Lost in Translation? MA Court Compels Arbitration in Rivera v. Stetson

By

Ava McCartin

A Spanish-speaking patient, Carlos Lopez Rivera (“Lopez”), will not be permitted to pursue his medical malpractice claim in Massachusetts court—instead, he will be compelled to arbitrate. Even though Lopez could not read the arbitration agreement, which was never translated or read aloud for him, a Massachusetts Appeals Court found that he had sufficient notice of the terms, reversed the lower court, and compelled arbitration.1 This result illustrates the ways in which judicial preference for enforcement of non-negotiated arbitration agreements can lead to absurd results. In the future, Massachusetts courts should tighten notice requirements to ensure fair treatment of consumers in the law.

The issue began when Lopez sought vision correction services from Steven Stetson, an eye surgeon.2 On the day of his procedure, Stetson presented Lopez with four sets of documents: three dealt with the procedure itself, while the fourth was an arbitration agreement.3 Importantly, “Lopez did not have a sufficient understanding of English to allow him to read the Arbitration Agreement,” and no one explained the agreement in Spanish.4 Nevertheless, Lopez signed the documents.

After the procedure, Lopez filed a claim for medical malpractice in Superior Court.5 Stetson moved to compel arbitration.6 The Superior Court found the agreement invalid and unenforceable, but the Appeals Court reversed.7 Even though the court agreed that Lopez could not read the agreement and lacked an understanding of the terms of the agreement, it found that he had sufficient notice of the terms to give reasonable manifestation of assent to them.8 This conclusion is self-contradictory.

While the court correctly explained that an arbitration agreement is valid “even if the party did not actually view the agreement, so long as the party had an adequate opportunity to do so,”9 it erred in its determination that “Lopez’s lack of facility with the English language” was not relevant to the analysis.10 Although the arbitration agreement was clearly marked and identifiable in plain English, those markings were not sufficient notice for Lopez because he could not read them.11 Thus, while Lopez had an opportunity to “view” the contract, viewing it did not put him on notice of its terms.

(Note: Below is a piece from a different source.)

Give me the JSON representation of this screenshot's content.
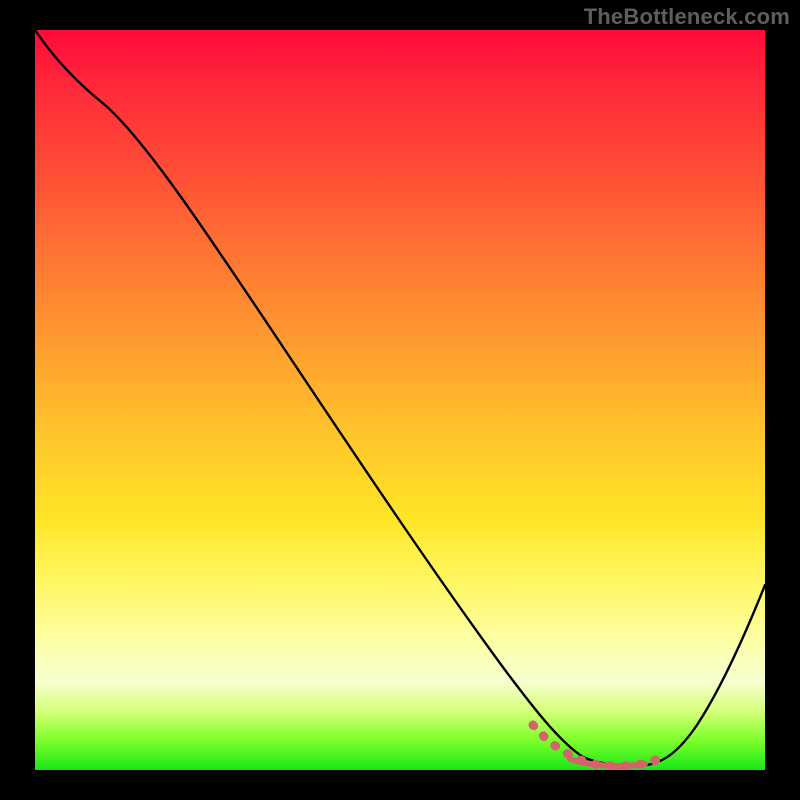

Further, the judge found that when signing the four documents, Lopez “was led to believe that he was signing medical forms,” not a waiver of his right to pursue potential claims in court.12 These facts indicate that Lopez clearly did not have notice of the arbitration agreement, and he testified that had he been aware of the terms of the agreement, he would not have signed.13 In spite of these facts, the court relied on two distinguishable cases from the early twentieth century to insist that Lopez was bound to the agreement without understanding it.14

Moving forward, courts should tighten notice requirements to ensure parties have a meaningful opportunity to comprehend legal agreements before being bound to them. While it may be fair to hold a party who can read a contract, but chooses not to, to their word, it is not fair to bind parties like Lopez to agreements they are unable to read or comprehend. Rather than focusing on whether parties have an opportunity to view an arbitration agreement, courts should ask whether parties have an opportunity to comprehend an agreement when considering its validity.15

 

 

 

  1. See Rivera v. Stetson, 218 N.Ed.3d 55 (Mass.App.Ct. 2023)
  2. See id. at 57.
  3. See id. at 57-58.
  4. Id. at 59.
  5. In Massachusetts, the “Superior Court” is the trial court of general jurisdiction.
  6. See id. at 57. What happened to Mr. Lopez that caused him to file the medical malpractice claim is not discussed in the court’s decision.
  7. See id.
  8. See Rivera, 218 N.Ed.3d at 58-59.
  9. See id. at 59. (quoting Archer v. GrubHub, Inc., 190 N.E.3d 1024, 1033-34 (2022))
  10. Id.
  11. See id. at 58-59.
  12. Id. at 58.
  13. See id. at 59.
  14. See Rivera, 218 N.Ed.3d at at 59 (citing to Wilkisius v. Sheehan, 155 N.E. 5, 6-7 (1927) (factually distinguishable because the plaintiffs could not speak English, but the contested agreement was “dictated in the presence of the parties . . . read aloud in the presence of the plaintiff . . . and the interpreter was asked to explain it to him before it was signed”); Paulink v. American Exp. Co., 163 N.E. 740, 740-41 (1928) (factually distinguishable because there was no indication that the plaintiff was led to believe he was signing any type of document other than one for traveler’s checks)).
  15. See id. Even operating under the “opportunity to view” standard, courts could protect Lopez and similarly situated partied by construing “view” broadly— meaning to “inspect” or “perceive” rather than just to look at.